How to Build a Distributed Rate Limiting System: Redis, Node.js & TypeScript Guide

js

How to Build a Distributed Rate Limiting System: Redis, Node.js & TypeScript Guide

Learn to build a distributed rate limiting system using Redis, Node.js & TypeScript. Implement Token Bucket, Sliding Window algorithms with Express middleware. Get started now!

Sep 13, 2025

How to Build a Distributed Rate Limiting System: Redis, Node.js & TypeScript Guide

I’ve been thinking a lot about distributed rate limiting lately. In today’s world of microservices and cloud-native applications, a simple local rate limiter just doesn’t cut it anymore. When you have multiple instances of your service running, each needs to respect the same global limits. That’s where Redis comes in - it gives us a shared state that all our instances can trust.

Why does this matter?
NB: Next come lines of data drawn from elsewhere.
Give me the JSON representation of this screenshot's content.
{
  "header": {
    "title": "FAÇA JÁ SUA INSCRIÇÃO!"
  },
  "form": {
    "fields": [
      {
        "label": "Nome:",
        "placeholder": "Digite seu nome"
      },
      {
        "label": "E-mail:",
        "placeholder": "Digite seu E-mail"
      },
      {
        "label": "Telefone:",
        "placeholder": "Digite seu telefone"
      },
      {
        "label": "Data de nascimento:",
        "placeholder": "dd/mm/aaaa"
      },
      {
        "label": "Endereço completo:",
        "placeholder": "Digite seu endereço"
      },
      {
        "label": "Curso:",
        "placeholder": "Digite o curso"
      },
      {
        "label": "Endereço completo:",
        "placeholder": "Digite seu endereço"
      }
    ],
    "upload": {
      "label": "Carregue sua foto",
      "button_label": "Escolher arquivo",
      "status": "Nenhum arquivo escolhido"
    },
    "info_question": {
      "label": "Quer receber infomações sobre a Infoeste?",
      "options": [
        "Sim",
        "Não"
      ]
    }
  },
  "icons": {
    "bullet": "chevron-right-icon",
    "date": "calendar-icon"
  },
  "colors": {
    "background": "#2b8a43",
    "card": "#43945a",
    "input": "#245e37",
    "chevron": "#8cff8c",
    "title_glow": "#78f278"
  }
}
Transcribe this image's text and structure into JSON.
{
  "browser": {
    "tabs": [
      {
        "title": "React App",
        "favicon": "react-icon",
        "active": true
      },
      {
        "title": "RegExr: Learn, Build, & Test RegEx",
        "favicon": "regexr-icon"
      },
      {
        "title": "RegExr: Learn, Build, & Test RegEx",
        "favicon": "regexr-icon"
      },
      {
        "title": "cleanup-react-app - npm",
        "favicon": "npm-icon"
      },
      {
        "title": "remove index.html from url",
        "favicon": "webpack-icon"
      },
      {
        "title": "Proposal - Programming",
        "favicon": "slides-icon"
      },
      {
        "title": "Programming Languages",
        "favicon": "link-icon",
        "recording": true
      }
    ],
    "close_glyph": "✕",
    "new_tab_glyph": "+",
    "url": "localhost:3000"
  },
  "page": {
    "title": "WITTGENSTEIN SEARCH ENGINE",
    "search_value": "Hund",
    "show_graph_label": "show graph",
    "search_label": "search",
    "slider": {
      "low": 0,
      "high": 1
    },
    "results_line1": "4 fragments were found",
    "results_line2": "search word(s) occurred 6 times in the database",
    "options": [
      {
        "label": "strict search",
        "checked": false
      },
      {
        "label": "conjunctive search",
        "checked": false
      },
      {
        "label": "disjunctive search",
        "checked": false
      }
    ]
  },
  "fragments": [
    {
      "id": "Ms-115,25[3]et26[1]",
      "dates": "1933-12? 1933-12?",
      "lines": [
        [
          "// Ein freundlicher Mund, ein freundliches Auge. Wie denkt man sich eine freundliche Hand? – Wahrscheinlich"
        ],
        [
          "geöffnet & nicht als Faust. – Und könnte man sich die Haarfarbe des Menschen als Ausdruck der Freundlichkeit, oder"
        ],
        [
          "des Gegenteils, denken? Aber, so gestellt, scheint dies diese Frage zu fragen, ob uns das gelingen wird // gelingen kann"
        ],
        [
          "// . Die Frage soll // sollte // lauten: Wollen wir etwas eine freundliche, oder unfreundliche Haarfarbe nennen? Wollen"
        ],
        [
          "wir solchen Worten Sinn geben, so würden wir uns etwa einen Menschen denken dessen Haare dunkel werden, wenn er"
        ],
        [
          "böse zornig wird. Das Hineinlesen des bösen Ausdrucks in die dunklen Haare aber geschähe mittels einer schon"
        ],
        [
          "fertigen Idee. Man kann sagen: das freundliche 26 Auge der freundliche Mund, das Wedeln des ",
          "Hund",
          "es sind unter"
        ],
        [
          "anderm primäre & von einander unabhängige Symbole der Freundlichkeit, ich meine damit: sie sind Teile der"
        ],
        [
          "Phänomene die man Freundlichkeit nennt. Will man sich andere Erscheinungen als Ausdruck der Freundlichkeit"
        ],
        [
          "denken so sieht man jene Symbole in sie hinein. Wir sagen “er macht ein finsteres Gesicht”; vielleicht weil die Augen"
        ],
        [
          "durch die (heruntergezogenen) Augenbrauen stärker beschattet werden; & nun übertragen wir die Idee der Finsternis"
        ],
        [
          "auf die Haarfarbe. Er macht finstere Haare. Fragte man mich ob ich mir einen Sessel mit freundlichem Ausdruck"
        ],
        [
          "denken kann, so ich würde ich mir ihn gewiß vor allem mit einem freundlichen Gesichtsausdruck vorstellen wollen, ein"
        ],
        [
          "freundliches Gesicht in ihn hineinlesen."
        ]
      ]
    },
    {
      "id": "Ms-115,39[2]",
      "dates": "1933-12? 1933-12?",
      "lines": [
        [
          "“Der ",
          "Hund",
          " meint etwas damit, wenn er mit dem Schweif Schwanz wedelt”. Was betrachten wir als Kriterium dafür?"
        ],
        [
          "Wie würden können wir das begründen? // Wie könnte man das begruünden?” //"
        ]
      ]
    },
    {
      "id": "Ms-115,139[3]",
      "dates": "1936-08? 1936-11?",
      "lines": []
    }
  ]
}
Imagine a user making requests to different instances of your API. Without a distributed approach, each instance might allow the maximum number of requests, effectively multiplying the limit. This defeats the purpose of rate limiting entirely.

Let me show you how we can build something better. We’ll use Redis as our coordination layer, Node.js for the runtime, and TypeScript for type safety. The combination gives us both performance and reliability.

Here’s a basic setup for our token bucket implementation:

const checkRateLimit = async (userId: string): Promise<boolean> => {
  const key = `rate_limit:${userId}`;
  const now = Date.now();
  const windowMs = 60000; // 1 minute
  const maxRequests = 100;
  
  const result = await redis.eval(
    `local current = redis.call('get', KEYS[1])
     if current and tonumber(current) >= tonumber(ARGV[1]) then
       return 0
     else
       redis.call('incr', KEYS[1])
       redis.call('expire', KEYS[1], ARGV[2])
       return 1
     end`,
    1, key, maxRequests, Math.ceil(windowMs/1000)
  );
  
  return result === 1;
};

But wait - did you notice the potential race condition here? What happens if multiple requests come in at exactly the same time? That’s where Redis transactions and Lua scripting become essential.

The sliding window algorithm offers more precision than fixed windows. Instead of resetting the counter at fixed intervals, it looks at the actual request pattern. Here’s how we might implement it:

const slidingWindowCheck = async (ip: string): Promise<RateLimitResult> => {
  const key = `sliding:${ip}`;
  const now = Date.now();
  const windowMs = 60000;
  const maxRequests = 100;
  
  // Remove old timestamps
  await redis.zremrangebyscore(key, 0, now - windowMs);
  
  // Get current count
  const currentCount = await redis.zcard(key);
  
  if (currentCount >= maxRequests) {
    return { allowed: false, remaining: 0 };
  }
  
  // Add new request timestamp
  await redis.zadd(key, now, `${now}-${Math.random()}`);
  await redis.expire(key, Math.ceil(windowMs/1000));
  
  return { allowed: true, remaining: maxRequests - currentCount - 1 };
};

Have you considered what happens when Redis becomes unavailable? We need fallback strategies. One approach is to use a local in-memory rate limiter as a backup, though this sacrifices perfect consistency.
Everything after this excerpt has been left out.